DevOps is a well-known approach to software development. It accelerates the lifecycle of a product by using automation. DevOps mainly focuses on continuous integration and continuous delivery. These two objectives are achieved by leveraging on-demand IT resources often referred as “infrastructure as code“.
If we look at today’s data-focused development, we might apply the same principles. Data analytics also requires highly optimized code builds and delivery. Here is where the concept DataOps emerges. But DataOps is not just “DevOps applied to data analytics”, which is a very common misconception.
DataOps requires cutting-edge innovation and integration of different ecosystems. The result of these two requirements is the Data Platforms, which are built upon on-demand IT resources (e.g. AWS S3, AWS EMR) and the integration of different APIs and applications (e.g. Spark, Jupyter, Tableau, TensorFlow).

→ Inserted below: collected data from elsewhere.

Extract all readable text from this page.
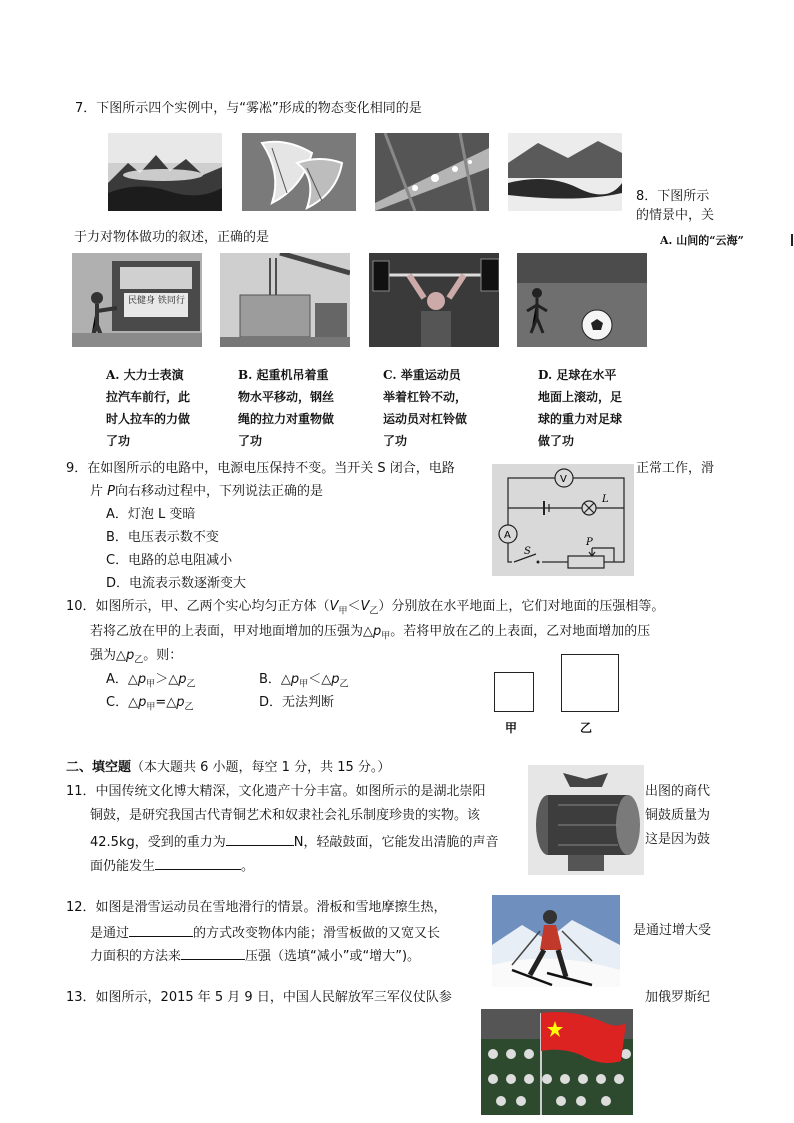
7．下图所示四个实例中，与“雾凇”形成的物态变化相同的是
8．下图所示
的情景中，关
于力对物体做功的叙述，正确的是	A. 山间的“云海”
民健身 铁同行
A. 大力士表演
拉汽车前行，此
时人拉车的力做
了功
B. 起重机吊着重
物水平移动，钢丝
绳的拉力对重物做
了功
C. 举重运动员
举着杠铃不动，
运动员对杠铃做
了功
D. 足球在水平
地面上滚动，足
球的重力对足球
做了功
9．在如图所示的电路中，电源电压保持不变。当开关 S 闭合，电路	正常工作，滑
片 P向右移动过程中，下列说法正确的是
A．灯泡 L 变暗
B．电压表示数不变
C．电路的总电阻减小
D．电流表示数逐渐变大
V
L
A
S
P
10．如图所示，甲、乙两个实心均匀正方体$(V_甲<V_乙)$分别放在水平地面上，它们对地面的压强相等。
若将乙放在甲的上表面，甲对地面增加的压强为$\triangle p_甲$。若将甲放在乙的上表面，乙对地面增加的压
强为$\triangle p_乙$。则：
A．$\triangle p_甲>\triangle p_乙$	B．$\triangle p_甲<\triangle p_乙$
C．$\triangle p_甲=\triangle p_乙$	D．无法判断
甲	乙
二、填空题（本大题共 6 小题，每空 1 分，共 15 分。）
11．中国传统文化博大精深，文化遗产十分丰富。如图所示的是湖北崇阳	出图的商代
铜鼓，是研究我国古代青铜艺术和奴隶社会礼乐制度珍贵的实物。该	铜鼓质量为
42.5kg，受到的重力为	N，轻敲鼓面，它能发出清脆的声音	这是因为鼓
面仍能发生	。
12．如图是滑雪运动员在雪地滑行的情景。滑板和雪地摩擦生热，
是通过	的方式改变物体内能；滑雪板做的又宽又长	是通过增大受
力面积的方法来	压强（选填“减小”或“增大”)。
13．如图所示，2015 年 5 月 9 日，中国人民解放军三军仪仗队参	加俄罗斯纪
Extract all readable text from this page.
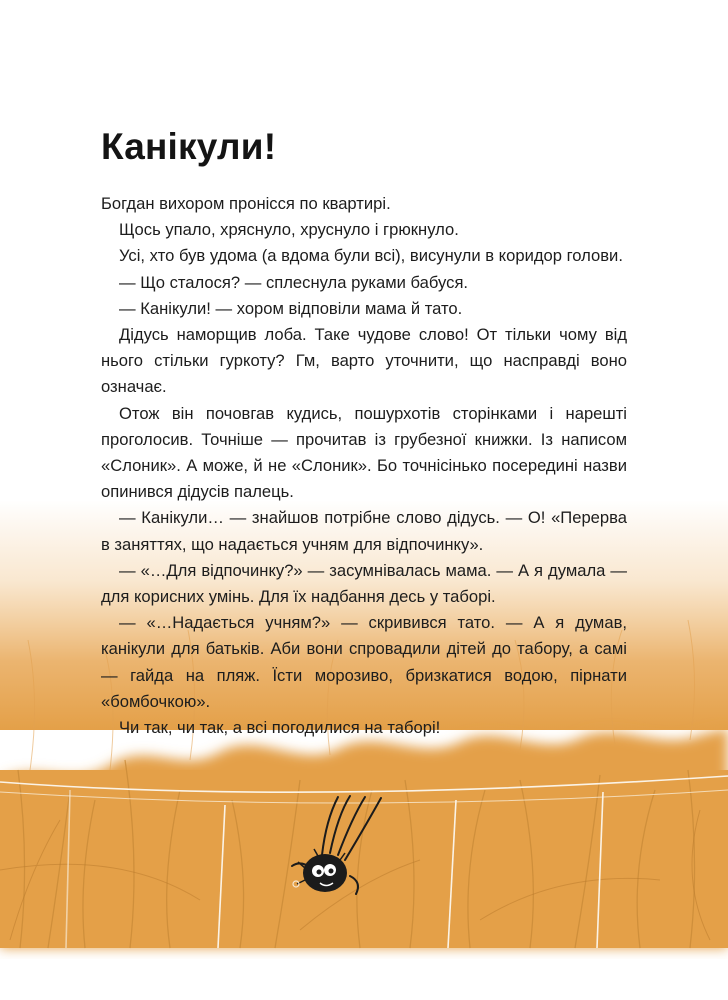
Канікули!

Богдан вихором пронісся по квартирі.

Щось упало, хряснуло, хруснуло і грюкнуло.

Усі, хто був удома (а вдома були всі), висунули в коридор голови.

— Що сталося? — сплеснула руками бабуся.

— Канікули! — хором відповіли мама й тато.

Дідусь наморщив лоба. Таке чудове слово! От тільки чому від нього стільки гуркоту? Гм, варто уточнити, що насправді воно означає.

Отож він почовгав кудись, пошурхотів сторінками і нарешті проголосив. Точніше — прочитав із грубезної книжки. Із написом «Слоник». А може, й не «Слоник». Бо точнісінько посередині назви опинився дідусів палець.

— Канікули… — знайшов потрібне слово дідусь. — О! «Перерва в заняттях, що надається учням для відпочинку».

— «…Для відпочинку?» — засумнівалась мама. — А я думала — для корисних умінь. Для їх надбання десь у таборі.

— «…Надається учням?» — скривився тато. — А я думав, канікули для батьків. Аби вони спровадили дітей до табору, а самі — гайда на пляж. Їсти морозиво, бризкатися водою, пірнати «бомбочкою».

Чи так, чи так, а всі погодилися на таборі!
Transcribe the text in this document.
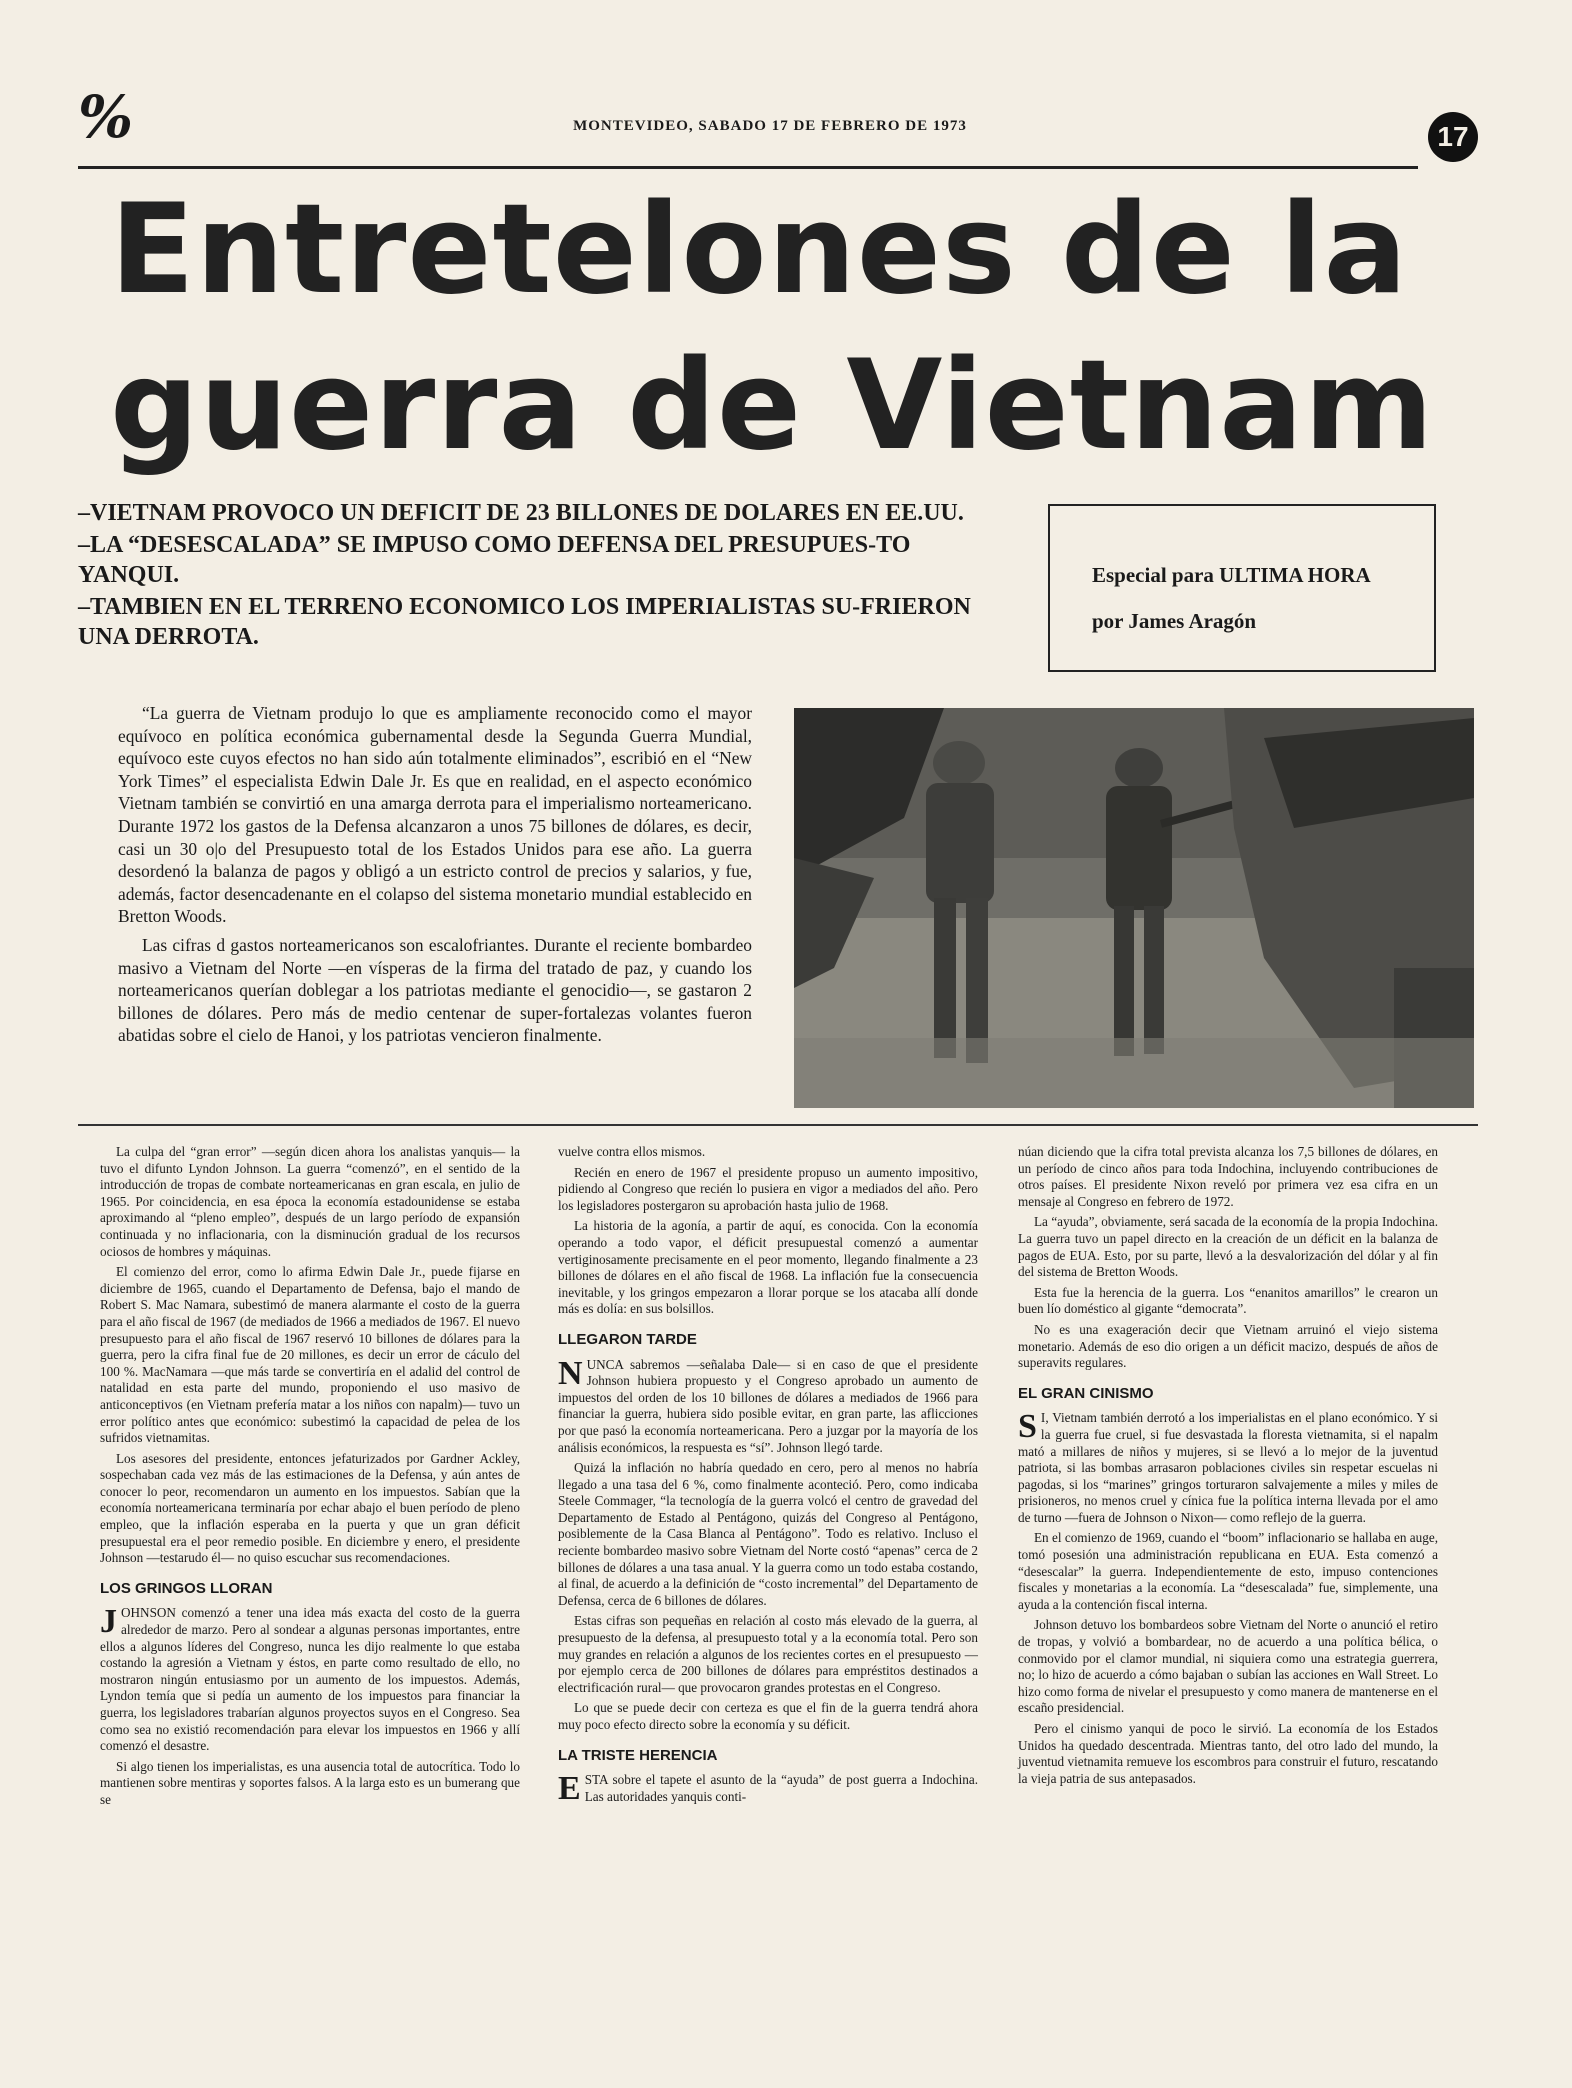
%	MONTEVIDEO, SABADO 17 DE FEBRERO DE 1973	17
Entretelones de la
guerra de Vietnam

–VIETNAM PROVOCO UN DEFICIT DE 23 BILLONES DE DOLARES EN EE.UU.

–LA “DESESCALADA” SE IMPUSO COMO DEFENSA DEL PRESUPUES-TO YANQUI.

–TAMBIEN EN EL TERRENO ECONOMICO LOS IMPERIALISTAS SU-FRIERON UNA DERROTA.

Especial para ULTIMA HORA
por James Aragón

“La guerra de Vietnam produjo lo que es ampliamente reconocido como el mayor equívoco en política económica gubernamental desde la Segunda Guerra Mundial, equívoco este cuyos efectos no han sido aún totalmente eliminados”, escribió en el “New York Times” el especialista Edwin Dale Jr. Es que en realidad, en el aspecto económico Vietnam también se convirtió en una amarga derrota para el imperialismo norteamericano. Durante 1972 los gastos de la Defensa alcanzaron a unos 75 billones de dólares, es decir, casi un 30 o|o del Presupuesto total de los Estados Unidos para ese año. La guerra desordenó la balanza de pagos y obligó a un estricto control de precios y salarios, y fue, además, factor desencadenante en el colapso del sistema monetario mundial establecido en Bretton Woods.

Las cifras d gastos norteamericanos son escalofriantes. Durante el reciente bombardeo masivo a Vietnam del Norte —en vísperas de la firma del tratado de paz, y cuando los norteamericanos querían doblegar a los patriotas mediante el genocidio—, se gastaron 2 billones de dólares. Pero más de medio centenar de super-fortalezas volantes fueron abatidas sobre el cielo de Hanoi, y los patriotas vencieron finalmente.

La culpa del “gran error” —según dicen ahora los analistas yanquis— la tuvo el difunto Lyndon Johnson. La guerra “comenzó”, en el sentido de la introducción de tropas de combate norteamericanas en gran escala, en julio de 1965. Por coincidencia, en esa época la economía estadounidense se estaba aproximando al “pleno empleo”, después de un largo período de expansión continuada y no inflacionaria, con la disminución gradual de los recursos ociosos de hombres y máquinas.

El comienzo del error, como lo afirma Edwin Dale Jr., puede fijarse en diciembre de 1965, cuando el Departamento de Defensa, bajo el mando de Robert S. Mac Namara, subestimó de manera alarmante el costo de la guerra para el año fiscal de 1967 (de mediados de 1966 a mediados de 1967. El nuevo presupuesto para el año fiscal de 1967 reservó 10 billones de dólares para la guerra, pero la cifra final fue de 20 millones, es decir un error de cáculo del 100 %. MacNamara —que más tarde se convertiría en el adalid del control de natalidad en esta parte del mundo, proponiendo el uso masivo de anticonceptivos (en Vietnam prefería matar a los niños con napalm)— tuvo un error político antes que económico: subestimó la capacidad de pelea de los sufridos vietnamitas.

Los asesores del presidente, entonces jefaturizados por Gardner Ackley, sospechaban cada vez más de las estimaciones de la Defensa, y aún antes de conocer lo peor, recomendaron un aumento en los impuestos. Sabían que la economía norteamericana terminaría por echar abajo el buen período de pleno empleo, que la inflación esperaba en la puerta y que un gran déficit presupuestal era el peor remedio posible. En diciembre y enero, el presidente Johnson —testarudo él— no quiso escuchar sus recomendaciones.

LOS GRINGOS LLORAN

JOHNSON comenzó a tener una idea más exacta del costo de la guerra alrededor de marzo. Pero al sondear a algunas personas importantes, entre ellos a algunos líderes del Congreso, nunca les dijo realmente lo que estaba costando la agresión a Vietnam y éstos, en parte como resultado de ello, no mostraron ningún entusiasmo por un aumento de los impuestos. Además, Lyndon temía que si pedía un aumento de los impuestos para financiar la guerra, los legisladores trabarían algunos proyectos suyos en el Congreso. Sea como sea no existió recomendación para elevar los impuestos en 1966 y allí comenzó el desastre.

Si algo tienen los imperialistas, es una ausencia total de autocrítica. Todo lo mantienen sobre mentiras y soportes falsos. A la larga esto es un bumerang que se

vuelve contra ellos mismos.

Recién en enero de 1967 el presidente propuso un aumento impositivo, pidiendo al Congreso que recién lo pusiera en vigor a mediados del año. Pero los legisladores postergaron su aprobación hasta julio de 1968.

La historia de la agonía, a partir de aquí, es conocida. Con la economía operando a todo vapor, el déficit presupuestal comenzó a aumentar vertiginosamente precisamente en el peor momento, llegando finalmente a 23 billones de dólares en el año fiscal de 1968. La inflación fue la consecuencia inevitable, y los gringos empezaron a llorar porque se los atacaba allí donde más es dolía: en sus bolsillos.

LLEGARON TARDE

NUNCA sabremos —señalaba Dale— si en caso de que el presidente Johnson hubiera propuesto y el Congreso aprobado un aumento de impuestos del orden de los 10 billones de dólares a mediados de 1966 para financiar la guerra, hubiera sido posible evitar, en gran parte, las aflicciones por que pasó la economía norteamericana. Pero a juzgar por la mayoría de los análisis económicos, la respuesta es “sí”. Johnson llegó tarde.

Quizá la inflación no habría quedado en cero, pero al menos no habría llegado a una tasa del 6 %, como finalmente aconteció. Pero, como indicaba Steele Commager, “la tecnología de la guerra volcó el centro de gravedad del Departamento de Estado al Pentágono, quizás del Congreso al Pentágono, posiblemente de la Casa Blanca al Pentágono”. Todo es relativo. Incluso el reciente bombardeo masivo sobre Vietnam del Norte costó “apenas” cerca de 2 billones de dólares a una tasa anual. Y la guerra como un todo estaba costando, al final, de acuerdo a la definición de “costo incremental” del Departamento de Defensa, cerca de 6 billones de dólares.

Estas cifras son pequeñas en relación al costo más elevado de la guerra, al presupuesto de la defensa, al presupuesto total y a la economía total. Pero son muy grandes en relación a algunos de los recientes cortes en el presupuesto —por ejemplo cerca de 200 billones de dólares para empréstitos destinados a electrificación rural— que provocaron grandes protestas en el Congreso.

Lo que se puede decir con certeza es que el fin de la guerra tendrá ahora muy poco efecto directo sobre la economía y su déficit.

LA TRISTE HERENCIA

ESTA sobre el tapete el asunto de la “ayuda” de post guerra a Indochina. Las autoridades yanquis conti-

núan diciendo que la cifra total prevista alcanza los 7,5 billones de dólares, en un período de cinco años para toda Indochina, incluyendo contribuciones de otros países. El presidente Nixon reveló por primera vez esa cifra en un mensaje al Congreso en febrero de 1972.

La “ayuda”, obviamente, será sacada de la economía de la propia Indochina. La guerra tuvo un papel directo en la creación de un déficit en la balanza de pagos de EUA. Esto, por su parte, llevó a la desvalorización del dólar y al fin del sistema de Bretton Woods.

Esta fue la herencia de la guerra. Los “enanitos amarillos” le crearon un buen lío doméstico al gigante “democrata”.

No es una exageración decir que Vietnam arruinó el viejo sistema monetario. Además de eso dio origen a un déficit macizo, después de años de superavits regulares.

EL GRAN CINISMO

S I, Vietnam también derrotó a los imperialistas en el plano económico. Y si la guerra fue cruel, si fue desvastada la floresta vietnamita, si el napalm mató a millares de niños y mujeres, si se llevó a lo mejor de la juventud patriota, si las bombas arrasaron poblaciones civiles sin respetar escuelas ni pagodas, si los “marines” gringos torturaron salvajemente a miles y miles de prisioneros, no menos cruel y cínica fue la política interna llevada por el amo de turno —fuera de Johnson o Nixon— como reflejo de la guerra.

En el comienzo de 1969, cuando el “boom” inflacionario se hallaba en auge, tomó posesión una administración republicana en EUA. Esta comenzó a “desescalar” la guerra. Independientemente de esto, impuso contenciones fiscales y monetarias a la economía. La “desescalada” fue, simplemente, una ayuda a la contención fiscal interna.

Johnson detuvo los bombardeos sobre Vietnam del Norte o anunció el retiro de tropas, y volvió a bombardear, no de acuerdo a una política bélica, o conmovido por el clamor mundial, ni siquiera como una estrategia guerrera, no; lo hizo de acuerdo a cómo bajaban o subían las acciones en Wall Street. Lo hizo como forma de nivelar el presupuesto y como manera de mantenerse en el escaño presidencial.

Pero el cinismo yanqui de poco le sirvió. La economía de los Estados Unidos ha quedado descentrada. Mientras tanto, del otro lado del mundo, la juventud vietnamita remueve los escombros para construir el futuro, rescatando la vieja patria de sus antepasados.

Given the quantity and complexity of the IT operations required in a Data Platform, automation is crucial. Given the tools available for data analytics in that platform, using machine learning to analyse big data collected from IT tools and devices is a feasible methodology. Therefore, the main goal of AIOps is to spot and react to issues in real time using predictive analytics.
As big data and machine learning are the core components of AIOps, monitoring systems, logging scripts and alert schedules are necessary. Predictive algorithms can be pivotal in reducing MTTR (Mean Time To Repair) by automatically finding the exact cause of the problem and launching a proactive solution to it.
AIOps might seem like a futuristic, idealised idea of automating IT operations or even a vague collection of buzzwords. However, do yesterday’s tools seem apt to tackle today’s IT evolving ecosystem? It is a reality today that platforms that were static and predictable systems in the past are moving to software defined pools of resources that change dynamically. Data platforms are a necessary technological shift to enable AI and they require new tools based on AI to be feasible.